Run time checks are all well and good, but for a case like:

std::string get_first(const std::string& foo) {
    if (foo.empty()) return 0; // Or NULL, or nullptr
    return foo.substr(0, 1);
}

it's annoying that, even though the code is guaranteed to fail if that code path is exercised, and the system header is usually annotated with the precondition saying that the pointer must not be null, this still passes compilation under gcc, clang, etc., even with -std=c++11 -Wall -Wextra -pedantic -Werror. I can block the specific case of 0 on gcc with -Werror=zero-as-null-pointer-constant, but that doesn't help with NULL/nullptr and it's sort of tackling the related but dissimilar problem. The major issue is that a programmer can make this mistake with 0, NULL or nullptr and not notice it if the code path isn't exercised.

Is it possible to force this check to be compile time, covering an entire code base, without nonsense like replacing std::string with a special subclass throughout the code?

Best Answer

There are different approaches, depending on whether it should work on all compilers, in very restricted circumstances and with some side-effects, or only on some, but in exchange far more broadly:

  1. Adding overloads which complain when used. There is [[deprecated]] since C++11 which will complain at the immediate call-site, as long as it's not suppressed, like normally in a system-header.

    GCC and CLANG provide a better suited custom attribute, __attribute__((error("message"))), which will always break the build if the function is used and name the call-site.

    The problem with adding overloads accepting all those things which could be nullpointer-literals, is that it might confuse other template's SFINAE, thus breaking code, and cannot catch an argument already of type char* which unfortunately just happens to be a nullpointer:

    // added overload, common lines:
    template<class X, class = typename
        std::enable_if<std::is_arithmetic<X>() && !std::is_pointer<X>()>
    // best on GCC / clang:
    string(X) __attribute__((error("nullpointer")));
    // best on others:
    [[deprecated("UB")]] string(X) /* no definition, link breaks */;
    
  2. The preferable alternative is marking the argument as non-null, and letting the compilers optimizer figure it out. You are asking for and heeding such warnings, right?
    That's only an option in GCC and CLANG, but it avoids the disadvantage of additional overloads and catches all cases the compiler can figure out, which means it works better with more optimization.

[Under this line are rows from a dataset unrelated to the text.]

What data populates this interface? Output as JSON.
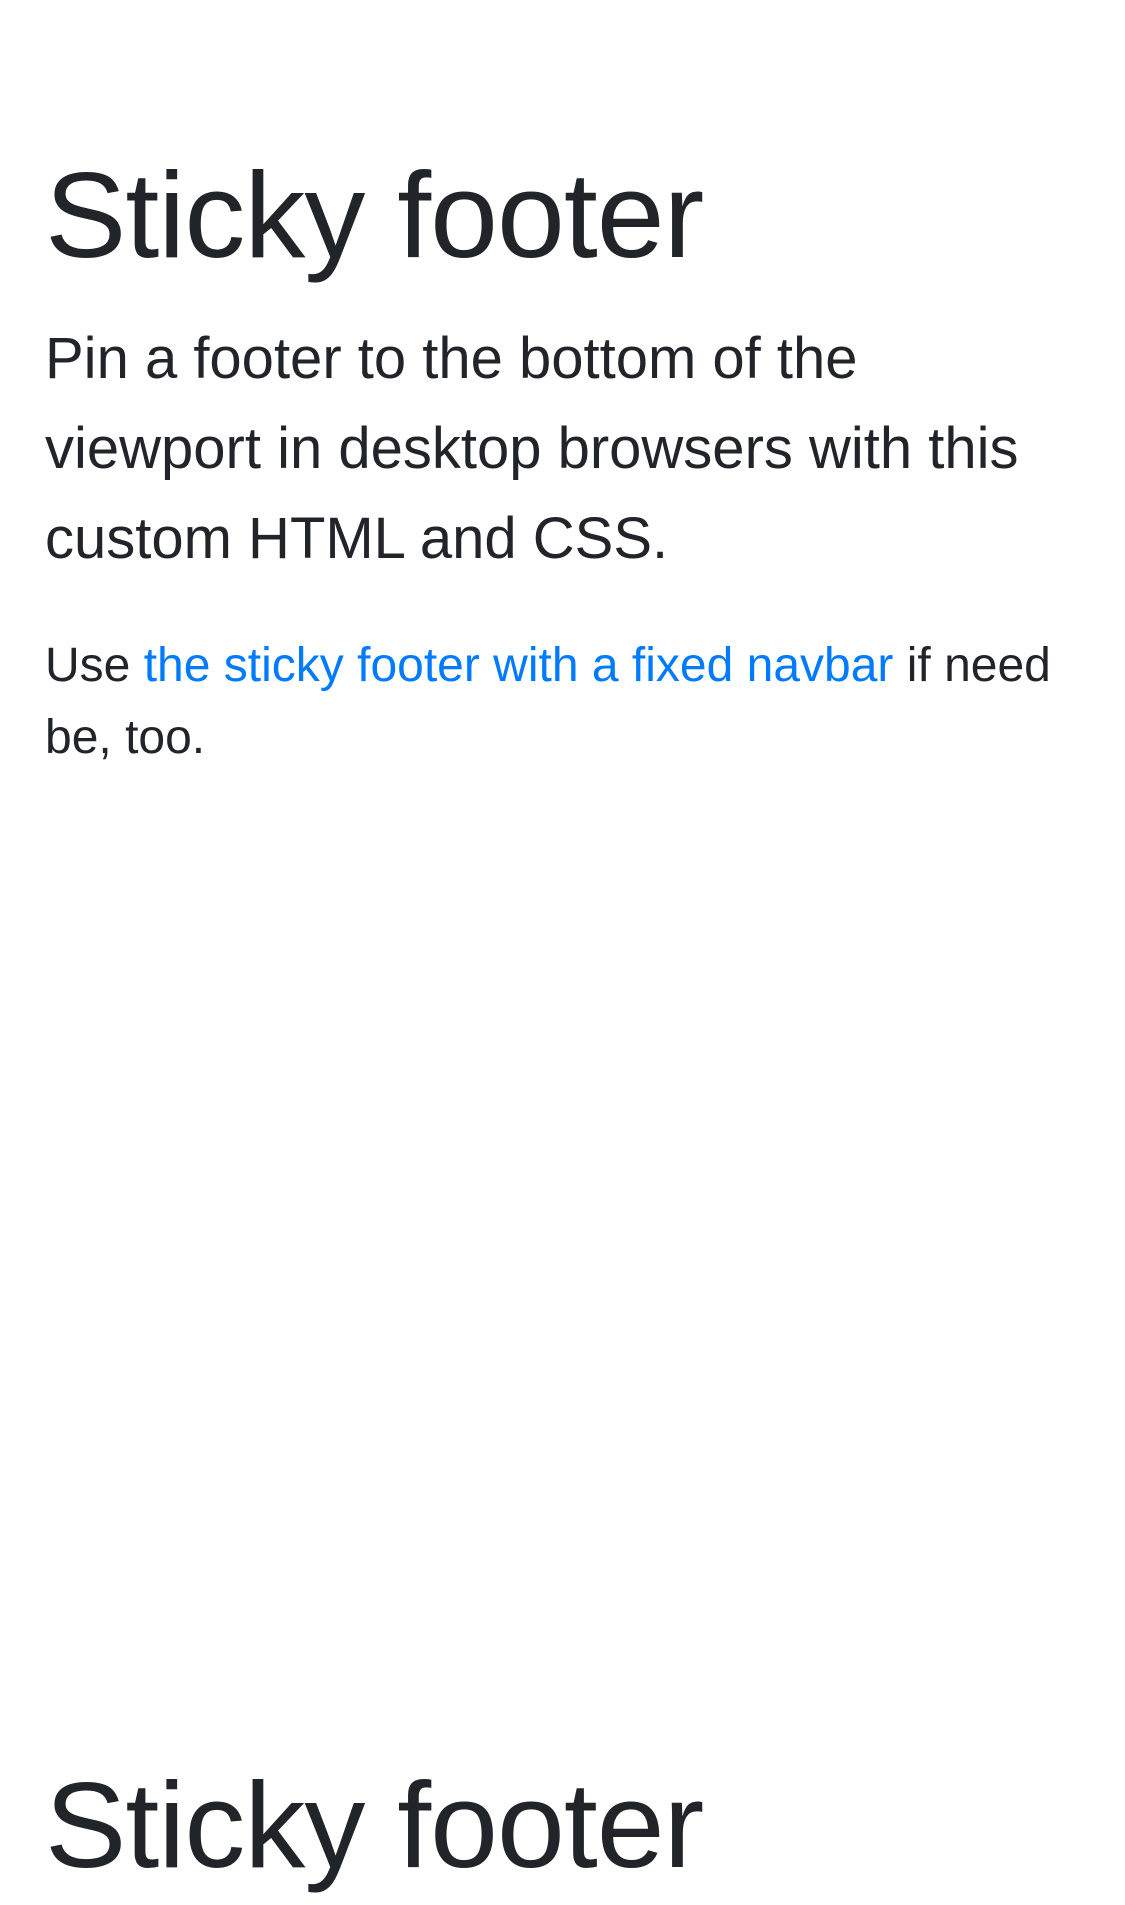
{
  "page": {
    "title": "Sticky footer",
    "lead": "Pin a footer to the bottom of the viewport in desktop browsers with this custom HTML and CSS.",
    "body": {
      "prefix": "Use ",
      "link_text": "the sticky footer with a fixed navbar",
      "suffix": " if need be, too."
    },
    "repeat_title": "Sticky footer"
  },
  "colors": {
    "text": "#212529",
    "link": "#007bff",
    "background": "#ffffff"
  }
}
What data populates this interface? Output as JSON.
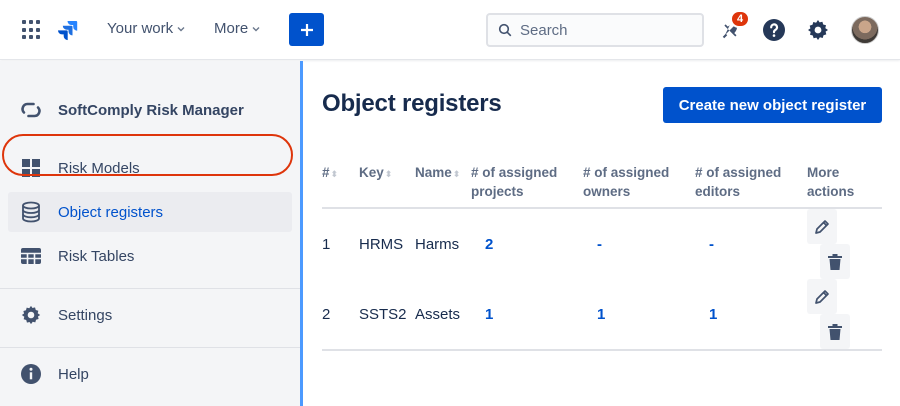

    basic_string(const CharT* s,
                 size_type count,
                 const Allocator& alloc = Allocator()) __attribute__((nonnull));
    basic_string(const CharT* s,
                 const Allocator& alloc = Allocator()) __attribute__((nonnull));
    

    Generally, one can ask GCC / clang whether it can determine the value of any expression at compile-time, using __builtin_constant_p.